Три и более вещи, явленные одновременно, образуют «башню» – а если они следуют в ряд одна за другой, то «мост». «Настоящие башни» и «настоящие мосты» представляют собой радости жизни, и человек, столкнувшийся с чередой таких башен, испытывает высшее упоение – чего, впрочем, почти никогда не случается. В некоторых обстоятельствах, при определенном освещении, безразличная «вещь» может предстать, а то и на деле стать «настоящей» или, напротив, скиснуть, обратясь в зловонный «туман». Когда радость и безрадостность переплетаются – на миг или, катясь по откосу длительности, – человек получает «развалины башен» или «разломанные мосты».
Живописные и архитектурные детали ее метафизики позволяли Клэ переносить ночи с большей легкостью, нежели Венкову, и в это утро – как и в бо;льшую часть иных – он ощущал себя вернувшимся из куда более дальней и мрачной страны, чем та, из которой пришла она со своим солнечным светом.
Полные, липко блестящие губы ее улыбнулись.
(Всякий раз, целуя тебя сюда, сказал он ей многие годы спустя, я вспоминаю то синее утро на балконе, помнишь, ты ела tartine au miel; по-французски выходит гораздо лучше.)
Классическая красота клеверного меда, гладкого, светлого, сквозистого, вольно стекающего с ложки, потопляя в жидкой латуни хлеб и масло моей любимой. Крошка утонула в нектаре.
– Настоящая вещь? – спросил он.
– Башня, – отозвалась она.
И оса.
Оса изучала ее тарелку. Тельце осы подрагивало.
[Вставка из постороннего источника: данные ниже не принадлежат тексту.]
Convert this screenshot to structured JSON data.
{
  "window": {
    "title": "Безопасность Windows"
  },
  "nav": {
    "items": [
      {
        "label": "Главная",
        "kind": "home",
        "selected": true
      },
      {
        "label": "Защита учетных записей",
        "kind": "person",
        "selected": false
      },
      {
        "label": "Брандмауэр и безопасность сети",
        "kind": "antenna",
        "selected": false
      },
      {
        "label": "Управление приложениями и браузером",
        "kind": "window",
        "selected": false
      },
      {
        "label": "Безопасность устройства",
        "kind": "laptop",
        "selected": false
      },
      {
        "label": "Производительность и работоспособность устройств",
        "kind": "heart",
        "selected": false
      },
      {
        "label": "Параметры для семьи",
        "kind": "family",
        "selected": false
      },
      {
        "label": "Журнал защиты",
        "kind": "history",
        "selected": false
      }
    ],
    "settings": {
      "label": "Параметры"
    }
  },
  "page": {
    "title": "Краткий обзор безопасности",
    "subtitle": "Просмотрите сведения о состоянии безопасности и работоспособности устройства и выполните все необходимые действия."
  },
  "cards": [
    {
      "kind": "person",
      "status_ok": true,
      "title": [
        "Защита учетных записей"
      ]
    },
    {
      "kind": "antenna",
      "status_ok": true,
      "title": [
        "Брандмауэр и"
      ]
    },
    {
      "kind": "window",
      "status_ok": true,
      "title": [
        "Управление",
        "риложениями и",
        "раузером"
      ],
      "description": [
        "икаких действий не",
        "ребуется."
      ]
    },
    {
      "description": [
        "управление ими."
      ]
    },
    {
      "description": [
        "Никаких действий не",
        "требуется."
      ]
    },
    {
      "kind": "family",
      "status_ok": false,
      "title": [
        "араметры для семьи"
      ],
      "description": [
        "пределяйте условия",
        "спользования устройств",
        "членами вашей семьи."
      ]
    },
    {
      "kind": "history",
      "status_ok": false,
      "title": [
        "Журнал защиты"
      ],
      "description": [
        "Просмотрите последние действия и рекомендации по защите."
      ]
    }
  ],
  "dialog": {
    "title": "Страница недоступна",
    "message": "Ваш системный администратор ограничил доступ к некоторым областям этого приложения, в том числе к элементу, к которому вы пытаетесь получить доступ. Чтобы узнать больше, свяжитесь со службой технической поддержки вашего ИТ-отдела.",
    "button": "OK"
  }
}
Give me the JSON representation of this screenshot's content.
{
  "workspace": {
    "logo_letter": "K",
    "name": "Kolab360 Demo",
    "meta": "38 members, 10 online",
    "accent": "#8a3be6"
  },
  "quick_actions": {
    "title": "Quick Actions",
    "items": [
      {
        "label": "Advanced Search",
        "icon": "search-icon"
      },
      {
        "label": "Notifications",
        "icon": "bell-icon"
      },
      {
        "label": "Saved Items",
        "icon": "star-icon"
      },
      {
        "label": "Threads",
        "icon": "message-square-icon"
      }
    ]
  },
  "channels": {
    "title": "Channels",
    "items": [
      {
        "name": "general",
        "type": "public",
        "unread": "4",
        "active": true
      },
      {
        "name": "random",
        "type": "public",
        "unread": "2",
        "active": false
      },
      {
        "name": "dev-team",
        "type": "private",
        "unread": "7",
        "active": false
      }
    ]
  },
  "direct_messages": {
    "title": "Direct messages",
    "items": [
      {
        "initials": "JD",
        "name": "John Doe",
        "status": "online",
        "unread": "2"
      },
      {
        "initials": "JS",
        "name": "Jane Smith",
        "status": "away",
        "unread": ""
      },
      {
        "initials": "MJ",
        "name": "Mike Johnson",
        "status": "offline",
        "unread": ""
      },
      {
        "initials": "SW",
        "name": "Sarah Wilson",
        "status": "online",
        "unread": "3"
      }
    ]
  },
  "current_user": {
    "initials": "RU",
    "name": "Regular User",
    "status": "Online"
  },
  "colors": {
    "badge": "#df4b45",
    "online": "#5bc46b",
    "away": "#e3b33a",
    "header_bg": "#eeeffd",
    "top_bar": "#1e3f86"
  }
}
– Надо бы как-нибудь попробовать съесть одну, – заметила Клэ, – хотя они хороши на вкус только объевшиеся. В язык она, разумеется, ужалить не может. К человеческому языку ни одно существо не притронется. Когда лев доедает путешественника, кости там и все прочее, он обязательно выкидывает язык, оставляя его валяться в пустыне, вот этак (делает пренебрежительный жест).
– Ой ли?
– Широко известная тайна природы.
Волосы, в то утро расчесанные, темно светились рядом с тусклой бледностью шеи и рук. Она была в полупрозрачной пижамке, которую он в своих одиноких мечтаниях с особенным наслаждением стягивал с ее увертливого тела. Клеенка, разделенная на синие с белым квадраты. Мазок меда на остатках масла в студеном горшочке.
– Ну хорошо. А третья Настоящая Вещь?
Она молча разглядывала его. Огнистая капля в уголку ее рта разглядывала его. Трехцветная бархатистая фиалка в желобчатом хрустале, которую она вчера писала акварелью, разглядывала тоже.
Она не ответила. По-прежнему не спуская с него глаз, Клэ облизала распяленные пальцы.
Венков, не получив ответа, покинул балкон. Башня ее мягко опала под бессловесным сладостным солнцем.